When XML data comes into SQL Server, SQL Server parses it to ensure that it is XML data, based on the SQL ANSI 2003 standard of an XML data type. This means the XML can be an XML document or a fragment containing more than one top-level element, and it can even have top-level text.
After parsing, the data is placed into the xml data type, which provides a logical view of the XML data that has been parsed into binary XML representation of the XQuery data model. The binary XML is used by SQL Server to provide efficient processing of queries.
You can also place a set of XML schemas into the SQL Server Schema Collection. The Schema Collection is a metadata object that is used to manage schema validation information, which can be associated with an xml data type to provide automatic validation of the type. An xml column that has no schema assigned is called an "untyped" xml column; an xml column that has a schema assigned is called a "typed" xml column, as shown in Figure 15-1.
Figure 15-1: Untyped vs. typed XML data storage to the xml data type
The Schema Collection contains XML schemas that might be related using <xs:import> or might be unrelated. Each typed XML instance specifies the target namespace from the Schema Collection it conforms to. The database engine validates the instance according to its schema during data assignment and modification. To provide efficient processing of typed XML data, the schema information is also used in storage and query optimizations.
You can easily query for the complete XML data instance in the xml column, but the xml data type has five methods that are used to retrieve and modify XML data:
query Extracts parts of an XML instance. An XQuery expression is provided that evaluates to a list of XML nodes. The complete subtree root of these nodes is returned in document order. The result type is untyped xml.
value Extracts a scalar value from an XML instance. An XQuery expression is provided that evaluates to a node value. This value is cast to the T-SQL type specified as the second argument of the value method.
exist Provides an existential check on an XML instance. An XQuery expression is provided that returns 1 if the expression evaluates to a non-null node list; otherwise, it returns 0.
nodes Yields instances of a special xml data type, each with its context set to a different node than the XQuery expression evaluates to. The special xml data type supports query, value, nodes, and exist methods and can be used in count(*) aggregations and NULL checks. All other uses result in an error.

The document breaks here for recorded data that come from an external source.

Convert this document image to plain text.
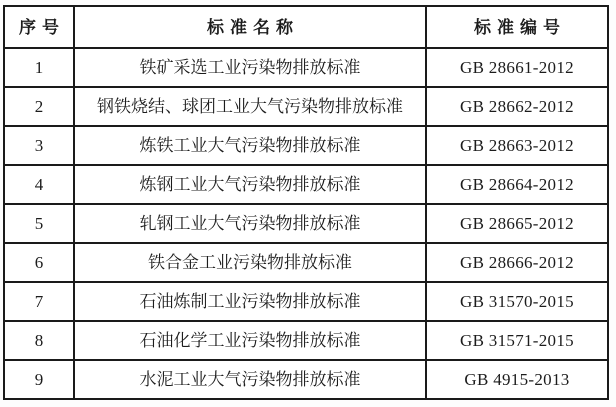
序号	标准名称	标准编号
1	铁矿采选工业污染物排放标准	GB 28661-2012
2	钢铁烧结、球团工业大气污染物排放标准	GB 28662-2012
3	炼铁工业大气污染物排放标准	GB 28663-2012
4	炼钢工业大气污染物排放标准	GB 28664-2012
5	轧钢工业大气污染物排放标准	GB 28665-2012
6	铁合金工业污染物排放标准	GB 28666-2012
7	石油炼制工业污染物排放标准	GB 31570-2015
8	石油化学工业污染物排放标准	GB 31571-2015
9	水泥工业大气污染物排放标准	GB 4915-2013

modify Permits modifying parts of an XML instance, such as adding or deleting subtrees or replacing scalar values (such as replacing the inventory count of a widget from 5 to 4).
Executing a query processes each XML instance at runtime which can be expensive if the XML instance values are large or the query needs to be evaluated on many rows in a table. In these situations, you can increase performance by implementing an index.
You can create a primary XML index on an xml column, which creates an index on all tags, values, and paths of the XML instances in the xml column. The primary XML index provides efficient evaluation of queries on XML data, and it can efficiently reassemble an XML result from the index while preserving document order and document structure.
The following secondary XML indexes, shown also in Figure 15-2, can also be created on an xml column to improve performance on different types of queries.
PATH Used for path-based queries.
PROPERTY Used for property bag scenarios. A property bag is a container that can store any value and that is usually implemented as a dictionary, where a name, or key, is used to retrieve or set a value. This is how you locate XML parts when you work with untyped XML documents.
VALUE Used for value-based queries.
Figure 15-2: The primary index must be created before the secondary indexes are created, and these indexes can increase performance when you work with large XML instances.